One minor question while I try to work out all the syntax: the two sets of files for comparison (what I previously referred to as 001.txt and blah1.txt) actually have the same numbering system - since there are hundreds of them - but with a different letter prefix for each set, i.e., a001..a300.txt and b001..b300.txt. I only want the numbers starting with a to increase without changing b. Where should I specify/add this prefix?

Sorry for the confusion!

---------- Post updated at 07:01 PM ---------- Previous update was at 06:47 PM ----------

Just tried it. The search and replace bit works perfectly. It only creates a single new file though, called file02. However, it's a little strange because if I delete this file and run the script again, the replacement is called file03 (instead of file02 again). Hope that makes sense.

Hello pseudo.seppuku,

That's because you haven't run it as a script and when you ran it as a command, variable named i 's value will be there in memory of shell and it will take it from there. When you save this as a script and run this will not happen.

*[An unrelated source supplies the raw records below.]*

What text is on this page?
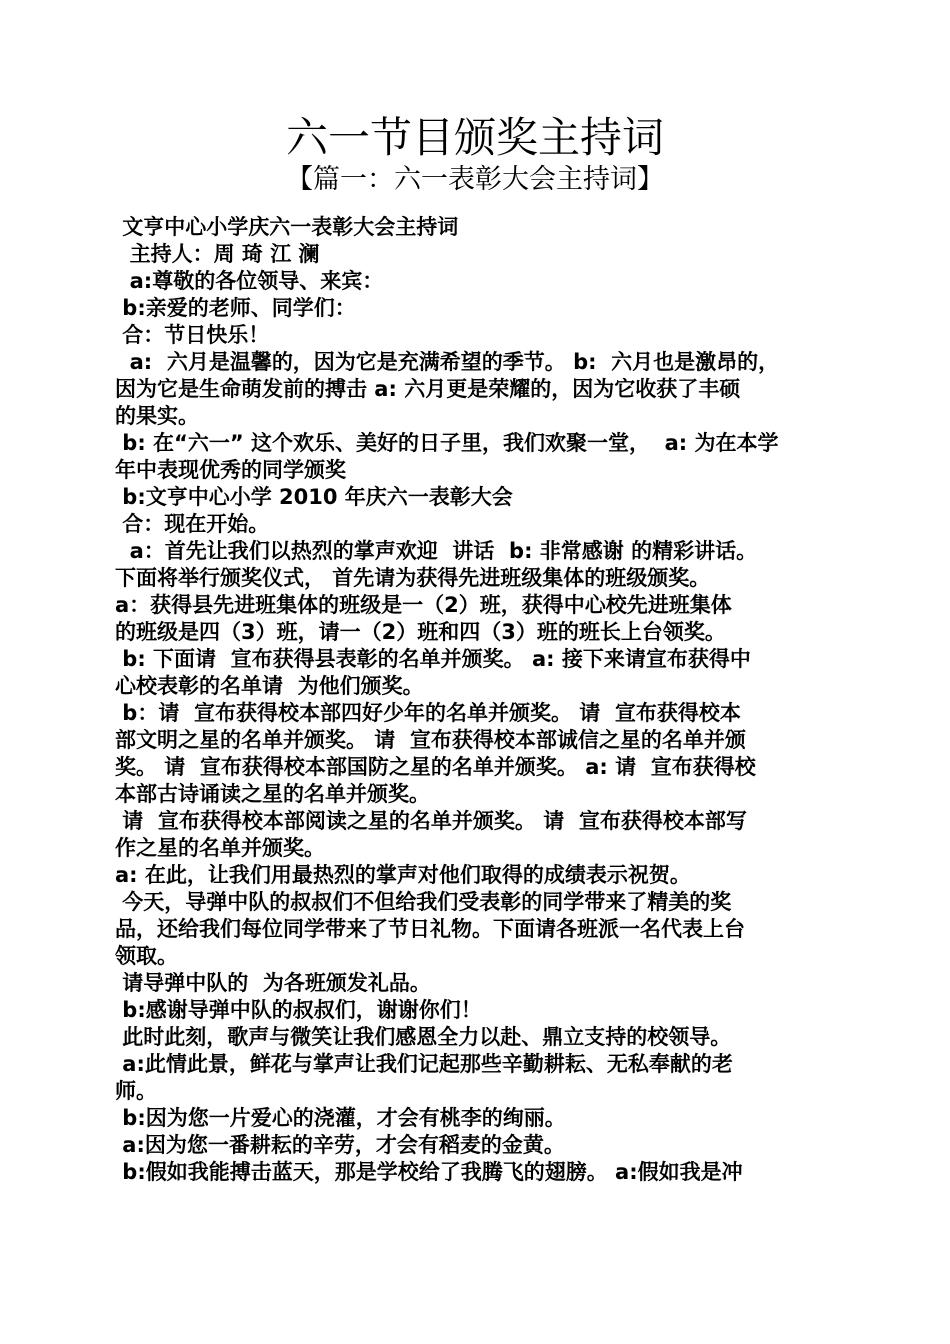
六一节目颁奖主持词
【篇一：六一表彰大会主持词】
文亨中心小学庆六一表彰大会主持词
主持人：周 琦 江 澜
a:尊敬的各位领导、来宾：
b:亲爱的老师、同学们：
合：节日快乐！
a:  六月是温馨的，因为它是充满希望的季节。 b:  六月也是激昂的，
因为它是生命萌发前的搏击 a: 六月更是荣耀的，因为它收获了丰硕
的果实。
b: 在“六一” 这个欢乐、美好的日子里，我们欢聚一堂，  a: 为在本学
年中表现优秀的同学颁奖
b:文亨中心小学 2010 年庆六一表彰大会
合：现在开始。
a：首先让我们以热烈的掌声欢迎  讲话  b: 非常感谢 的精彩讲话。
下面将举行颁奖仪式， 首先请为获得先进班级集体的班级颁奖。
a：获得县先进班集体的班级是一（2）班，获得中心校先进班集体
的班级是四（3）班，请一（2）班和四（3）班的班长上台领奖。
b: 下面请  宣布获得县表彰的名单并颁奖。 a: 接下来请宣布获得中
心校表彰的名单请  为他们颁奖。
b：请  宣布获得校本部四好少年的名单并颁奖。 请  宣布获得校本
部文明之星的名单并颁奖。 请  宣布获得校本部诚信之星的名单并颁
奖。 请  宣布获得校本部国防之星的名单并颁奖。 a: 请  宣布获得校
本部古诗诵读之星的名单并颁奖。
请  宣布获得校本部阅读之星的名单并颁奖。 请  宣布获得校本部写
作之星的名单并颁奖。
a: 在此，让我们用最热烈的掌声对他们取得的成绩表示祝贺。
今天，导弹中队的叔叔们不但给我们受表彰的同学带来了精美的奖
品，还给我们每位同学带来了节日礼物。下面请各班派一名代表上台
领取。
请导弹中队的  为各班颁发礼品。
b:感谢导弹中队的叔叔们，谢谢你们！
此时此刻，歌声与微笑让我们感恩全力以赴、鼎立支持的校领导。
a:此情此景，鲜花与掌声让我们记起那些辛勤耕耘、无私奉献的老
师。
b:因为您一片爱心的浇灌，才会有桃李的绚丽。
a:因为您一番耕耘的辛劳，才会有稻麦的金黄。
b:假如我能搏击蓝天，那是学校给了我腾飞的翅膀。 a:假如我是冲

As for file names I am still little confuse as you need to show like current_file_name--> new_file_name etc, I hope this helps you.

Thanks,
R. Singh

pseudo.seppuku · May 25, 2016, 2:19pm

Sorry, the first comment (regarding prefixes) was referring to RudiC's script.

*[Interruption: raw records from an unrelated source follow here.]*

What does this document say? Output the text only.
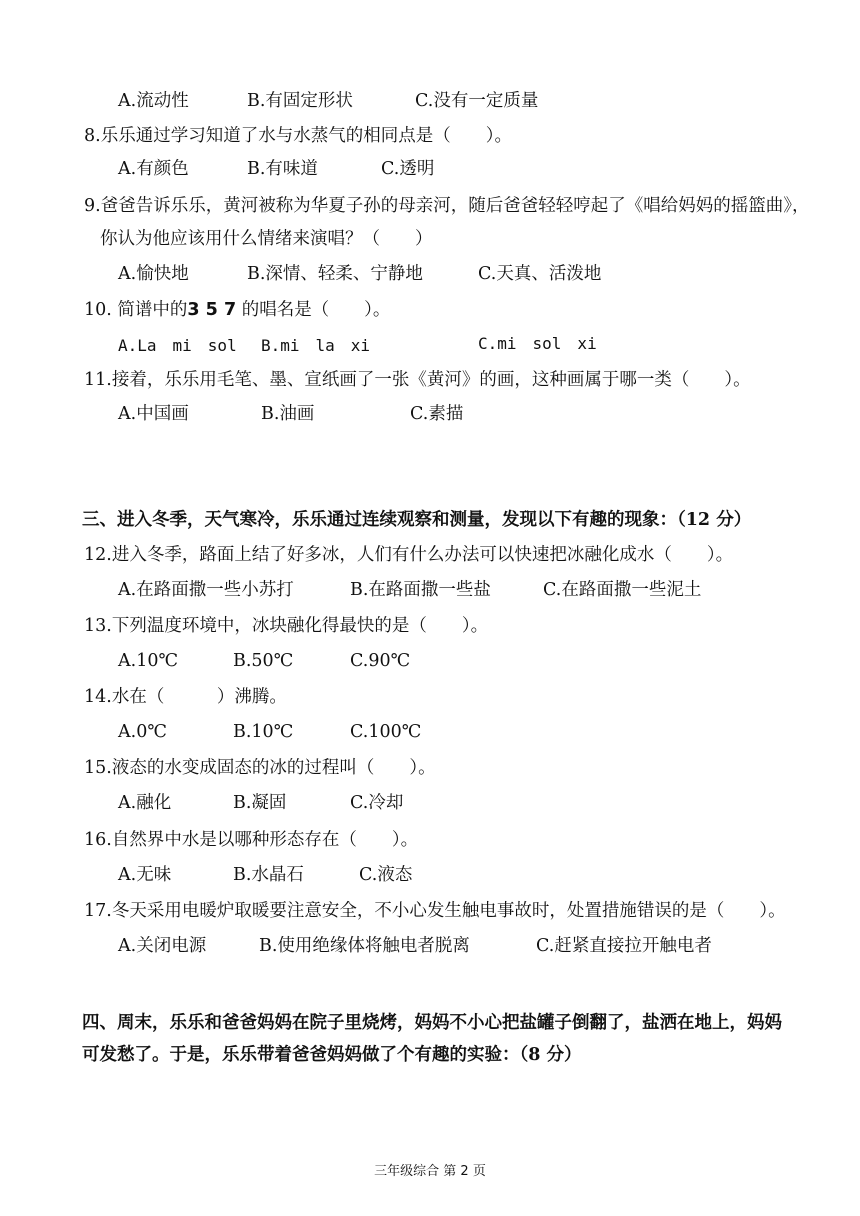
A.流动性	B.有固定形状	C.没有一定质量
8.乐乐通过学习知道了水与水蒸气的相同点是（　　）。
A.有颜色	B.有味道	C.透明
9.爸爸告诉乐乐，黄河被称为华夏子孙的母亲河，随后爸爸轻轻哼起了《唱给妈妈的摇篮曲》，
你认为他应该用什么情绪来演唱？（　　）
A.愉快地	B.深情、轻柔、宁静地	C.天真、活泼地
10. 简谱中的3 5 7 的唱名是（　　）。
A.La　mi　sol B.mi　la　xi	C.mi　sol　xi
11.接着，乐乐用毛笔、墨、宣纸画了一张《黄河》的画，这种画属于哪一类（　　）。
A.中国画	B.油画	C.素描
三、进入冬季，天气寒冷，乐乐通过连续观察和测量，发现以下有趣的现象：（12 分）
12.进入冬季，路面上结了好多冰，人们有什么办法可以快速把冰融化成水（　　）。
A.在路面撒一些小苏打	B.在路面撒一些盐	C.在路面撒一些泥土
13.下列温度环境中，冰块融化得最快的是（　　）。
A.10℃	B.50℃	C.90℃
14.水在（　　　）沸腾。
A.0℃	B.10℃	C.100℃
15.液态的水变成固态的冰的过程叫（　　）。
A.融化	B.凝固	C.冷却
16.自然界中水是以哪种形态存在（　　）。
A.无味	B.水晶石	C.液态
17.冬天采用电暖炉取暖要注意安全，不小心发生触电事故时，处置措施错误的是（　　）。
A.关闭电源	B.使用绝缘体将触电者脱离	C.赶紧直接拉开触电者
四、周末，乐乐和爸爸妈妈在院子里烧烤，妈妈不小心把盐罐子倒翻了，盐洒在地上，妈妈
可发愁了。于是，乐乐带着爸爸妈妈做了个有趣的实验：（8 分）
三年级综合 第 2 页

I only just started fiddling with Linux recently so that's good to know.

However, what I meant about your script was that it only creates a single new file (file001 with string 001 -> file002 with string 002). I need this done a few hundred times, until file300 with string 300.

Corona688 · May 25, 2016, 3:27pm

It generates a filename dynamically, based on the input filename. Or are you saying each input file creates 300 output files?

RudiC · May 25, 2016, 4:28pm

pseudo.seppuku:

.
.
.
a different letter prefix for each set, i.e., a001..a300.txt and b001..b300.txt. I only want the numbers starting with a to increase without changing b. Where should I specify/add this prefix?

In other words, the actual lines look more like this:
-file1 a001.txt -file2 b001.txt -outputx xa001b001 -outputy ya001b001
-file1 a001.txt -file2 b002.txt -outputx xa001b002 -outputy ya001b002
-file1 a001.txt -file2 b003.txt -outputx xa001bl003 -outputy ya001b003
As you can see, the current script would change the numbers for a (as intended) but also the corresponding number for b.
.
.
.

Not sure I get it - do you want the "a" numbers modified in the the file, or work on the file names starting with "a" only? I case of the former, try gsub (/a001/, "a" TCNT, T) , in case of the latter, try a*.txt for the file name parameter.